Exposition aux pesticides arsenicaux des travailleurs agricoles de la vigne

Qu’est-ce que les dérivés arsenicaux ?

Les dérivés minéraux de l’arsenic (arséniate de plomb, de calcium, arsénite de sodium…) sont des pesticides qui ont été utilisés sur différentes cultures agricoles jusqu’à leur interdiction en 1973. Après cette date, et jusqu’en 2001, seul l’usage de l’arsénite de sodium en viticulture était autorisé. Cette substance était pulvérisée sur les pieds de vigne pour traiter certaines maladies du bois. Les dérivés arsenicaux sont classés comme cancérogènes certains par le Centre international de recherche sur le cancer et par l’Union Européenne. Ils sont susceptibles de provoquer des cancers variés (poumons, vessie, peau) avec un temps de latence entre l’exposition et la survenue de la maladie souvent très long (en moyenne 20 à 40 ans).

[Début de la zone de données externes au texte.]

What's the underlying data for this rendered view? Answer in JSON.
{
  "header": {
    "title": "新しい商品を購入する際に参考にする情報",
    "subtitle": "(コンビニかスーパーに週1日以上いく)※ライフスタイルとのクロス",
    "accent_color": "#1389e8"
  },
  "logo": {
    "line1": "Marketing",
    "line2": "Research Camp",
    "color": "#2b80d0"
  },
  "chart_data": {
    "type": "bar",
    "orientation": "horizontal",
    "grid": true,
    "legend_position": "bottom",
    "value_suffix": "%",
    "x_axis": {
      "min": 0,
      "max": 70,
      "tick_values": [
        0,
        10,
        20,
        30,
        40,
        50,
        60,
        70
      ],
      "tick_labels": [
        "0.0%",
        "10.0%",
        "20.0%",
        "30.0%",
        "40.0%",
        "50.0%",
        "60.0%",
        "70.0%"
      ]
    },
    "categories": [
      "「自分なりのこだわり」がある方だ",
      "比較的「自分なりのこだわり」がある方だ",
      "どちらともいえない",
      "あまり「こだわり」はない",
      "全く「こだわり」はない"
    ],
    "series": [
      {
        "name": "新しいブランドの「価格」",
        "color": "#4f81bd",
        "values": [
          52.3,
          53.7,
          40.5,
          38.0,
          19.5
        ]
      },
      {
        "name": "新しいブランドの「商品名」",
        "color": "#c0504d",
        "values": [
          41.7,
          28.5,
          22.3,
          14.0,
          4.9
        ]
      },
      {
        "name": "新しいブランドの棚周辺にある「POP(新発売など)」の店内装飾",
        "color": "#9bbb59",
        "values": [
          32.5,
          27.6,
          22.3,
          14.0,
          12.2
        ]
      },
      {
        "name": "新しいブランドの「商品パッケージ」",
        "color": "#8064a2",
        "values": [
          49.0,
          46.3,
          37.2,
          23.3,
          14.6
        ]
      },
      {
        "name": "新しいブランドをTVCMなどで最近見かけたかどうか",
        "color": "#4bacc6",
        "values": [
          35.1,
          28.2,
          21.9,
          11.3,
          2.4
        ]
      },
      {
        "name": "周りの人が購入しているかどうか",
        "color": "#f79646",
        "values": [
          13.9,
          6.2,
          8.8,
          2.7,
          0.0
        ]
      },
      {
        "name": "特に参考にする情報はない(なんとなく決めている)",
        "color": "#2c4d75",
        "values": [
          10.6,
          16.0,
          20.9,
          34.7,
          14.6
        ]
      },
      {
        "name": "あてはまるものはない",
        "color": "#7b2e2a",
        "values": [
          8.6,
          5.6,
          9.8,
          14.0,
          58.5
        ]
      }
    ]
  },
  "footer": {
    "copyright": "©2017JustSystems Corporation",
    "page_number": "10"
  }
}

Une étude rétrospective de Santé publique France fournit les premières données précises de prévalence

Une étude datant de 1999 estimait à 25 920 le nombre total de travailleurs exposés à l’arsenic et ses composés de 1990 à 1993 en France. Cependant, cette estimation était indirecte (extrapolation à partir de données d’autres pays).  Afin de connaître plus précisément le nombre de travailleurs exposés aux dérivés arsenicaux en France, une évaluation rétrospective a été réalisée par Santé publique France dans le cadre du projet Matphyto.

À travers la construction d’une matrice cultures expositions (MCE) vigne-pesticides arsenicaux, le projet Matphyto a évalué l’utilisation des dérivés arsenicaux en viticulture en France métropolitaine et a déterminé une prévalence d’usage de ceux-ci de 1945 à 2001, date de leur interdiction. Cette prévalence d’usage a permis d’estimer la prévalence d’exposition aux pesticides arsenicaux, qui varie de 20 à 35 % chez les personnes présentes au sein des exploitations professionnelles viticoles. Le croisement de cette matrice avec les recensements agricoles de 1979, 1988 et 2000 a fourni un nombre d’exposés aux pesticides arsenicaux parmi les travailleurs viticoles pour chaque année du recensement, ainsi qu’un descriptif (âge, sexe, temps de travail, etc.) de cette population.

Ces travaux permettent d’estimer que, sur les périodes étudiées (1979, 1988 et 2000), entre 60 000 et 100 000 personnes ont travaillé sur des exploitations agricoles utilisant des pesticides arsenicaux pour le traitement de la vigne. Ces personnes travaillaient dans des exploitations viticoles ayant utilisé, d’après la MCE vigne-pesticides arsenicaux, près de 15 kg d’arsenic en 1979, 18,4 kg en 1988 et 26,8 kg en 2000. Ces chiffres sont des quantités moyennes d’arsenic utilisées par exploitation ; l’augmentation de ces quantités n’est pas due à une augmentation de la dose par hectare mais à une surface moyenne de vigne par exploitation qui augmente : 4,2 ha en 1979, 5,3 ha en 1988 et 7,6 ha en 2000.

De telles données permettent la mise en place d’une prévention secondaire et tertiaire ciblée sur la population identifiée, notamment pour éviter le développement ou l'aggravation de certains cancers induits par les dérivés arsenicaux, en agissant à un stade le plus précoce possible. La survenue de toute pathologie listée dans le tableau n°10 du régime agricole doit inciter les patients et le corps médical à rechercher une éventuelle cause professionnelle à cette maladie et à envisager une éventuelle réparation au titre de la reconnaissance en maladie professionnelle.